Beth Norvell - Page 147/177

"Y-yer said that the p-p-pony never l-lied like a man," he began

doubtfully. "Yer d-did n't mean that f-fer me, did yer?"

There was something so deeply pathetic about the tone in which he asked

this as to hurt her, and the slender fingers still clasping his sleeve

suddenly closed more tightly.

"Señor, you mus' not say dat; you mus' not tink dat. No, no! I speak

that only in fun, señor--nevah I believe dat, nevah. You good man,

more good as Mercedes; she not vort' von leetle bit de lofe you say to

her, but she feel mooch shame to have you tink dat she mean you ven she

speak such ting in fun."

He halted suddenly, all remembrance of their surroundings, their

possible peril, as instantly erased from his mind. He merely saw that

girl face upturned to his in the starlight, so fair and pleading, he

merely heard that soft voice urging her unworthiness, her sorrow. A

great, broad-shouldered giant he towered above her, yet his voice

trembled like that of a frightened child.

"An' d-don't yer say that n-no more," he stuttered in awkwardness.

"Somehow it hurts. L-Lord! yer don't h-have ter be s-s-so blame good

ter be u-up ter my level. Th-they don't b-breed no a-angels back in

ol' M-Missouri, whar I come from. It's m-mostly mules thar, an' I

r-reckon we all g-git a bit mulish an' ornery. B-but I 'spect I 'm

d-decent 'nough ter know the r-right sort o' girl when I s-stack up

agin her. So I don't w-want ter hear no m-more 'bout yer not b-bein'

good. Ye 're sure g-good 'nough fer me, an' th-that 's all thar is to

it. Now, yer w-won't say that no more, w-will yer?"

"No, señor," she answered simply, "I no say dat no more."

He remained standing before her, shifting uneasily from one foot to the

other, a great hulk in the gloom.

"Mercedes," he managed to say finally, "Ye're a-g-goin' ter ride away,

an' m-maybe thar'll be o-one hell o' a fracas up yere afore the rest o'

us g-g-git out o' this scrape. I d-don't reckon as it'll b-be me as

will git h-hurt, but somehow I 'd f-feel a heap better if you 'd j-jest

say them words what I a-asked yer to afore yer g-go, little g-girl; I

would that."

She put her hands to her face, and then hid it against the pony's neck,

her slight form trembling violently beneath the touch of his fingers.

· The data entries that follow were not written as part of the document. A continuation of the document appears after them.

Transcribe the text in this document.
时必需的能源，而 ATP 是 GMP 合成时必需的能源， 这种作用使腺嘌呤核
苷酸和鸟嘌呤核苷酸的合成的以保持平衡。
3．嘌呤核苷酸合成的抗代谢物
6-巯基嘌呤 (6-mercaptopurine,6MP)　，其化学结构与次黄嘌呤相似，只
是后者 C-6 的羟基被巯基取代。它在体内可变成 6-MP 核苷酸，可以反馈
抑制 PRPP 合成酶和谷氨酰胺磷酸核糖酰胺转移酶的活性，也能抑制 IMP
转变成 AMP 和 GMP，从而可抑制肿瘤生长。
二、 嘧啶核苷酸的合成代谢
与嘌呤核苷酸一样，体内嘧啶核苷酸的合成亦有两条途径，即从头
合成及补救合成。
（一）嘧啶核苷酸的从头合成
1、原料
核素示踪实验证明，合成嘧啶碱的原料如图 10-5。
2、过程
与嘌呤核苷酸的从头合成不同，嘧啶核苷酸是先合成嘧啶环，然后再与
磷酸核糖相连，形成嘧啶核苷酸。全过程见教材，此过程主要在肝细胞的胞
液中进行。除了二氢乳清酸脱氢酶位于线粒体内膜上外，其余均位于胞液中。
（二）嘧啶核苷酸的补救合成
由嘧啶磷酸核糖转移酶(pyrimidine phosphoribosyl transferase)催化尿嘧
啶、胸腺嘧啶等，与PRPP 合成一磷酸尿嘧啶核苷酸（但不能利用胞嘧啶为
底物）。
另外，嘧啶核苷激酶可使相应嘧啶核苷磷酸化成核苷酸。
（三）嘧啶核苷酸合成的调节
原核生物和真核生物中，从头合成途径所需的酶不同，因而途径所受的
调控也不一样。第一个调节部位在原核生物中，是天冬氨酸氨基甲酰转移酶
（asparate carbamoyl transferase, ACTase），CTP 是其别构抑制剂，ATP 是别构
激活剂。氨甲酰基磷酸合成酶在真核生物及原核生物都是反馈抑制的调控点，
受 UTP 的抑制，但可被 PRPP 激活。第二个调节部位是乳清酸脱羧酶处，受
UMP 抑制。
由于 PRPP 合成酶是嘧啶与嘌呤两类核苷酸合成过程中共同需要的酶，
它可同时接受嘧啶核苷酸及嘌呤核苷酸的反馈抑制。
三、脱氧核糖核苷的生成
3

The strange actions of the girl, her continued silence, half frightened

him.

"Maybe yer a-ain't ready yit?" he questioned, his manner full of

apology.

"Oh, señor, I cannot say dat--sure I cannot," she sobbed, her face yet

hidden. "Maybe I say so some time ven I know eet bettah how eet ought

to be; si, maybe so. But not now; I not tink it be jus' right to say

now. I not angry--no, no! I ver' glad you tink so of Mercedes--it

make me mooch joy. I not cry for dat, señor; I cry for odder tings.

Maybe you know some time, an' be ver' sorry vid me. But I not cry any

more. See, I stan' up straight, an' look you in de face dis vay." She

drew her hand swiftly across her eyes. "Dar, de tear all gone; now I

be brav', now I not be 'fraid. You not ask me dat now--not now;

to-morrow, nex' veek, maybe I know better how to say de trut' vat vas

in my heart--maybe I know den; now eet all jumble up. I tink I know,

but de vord not come like I vant eet."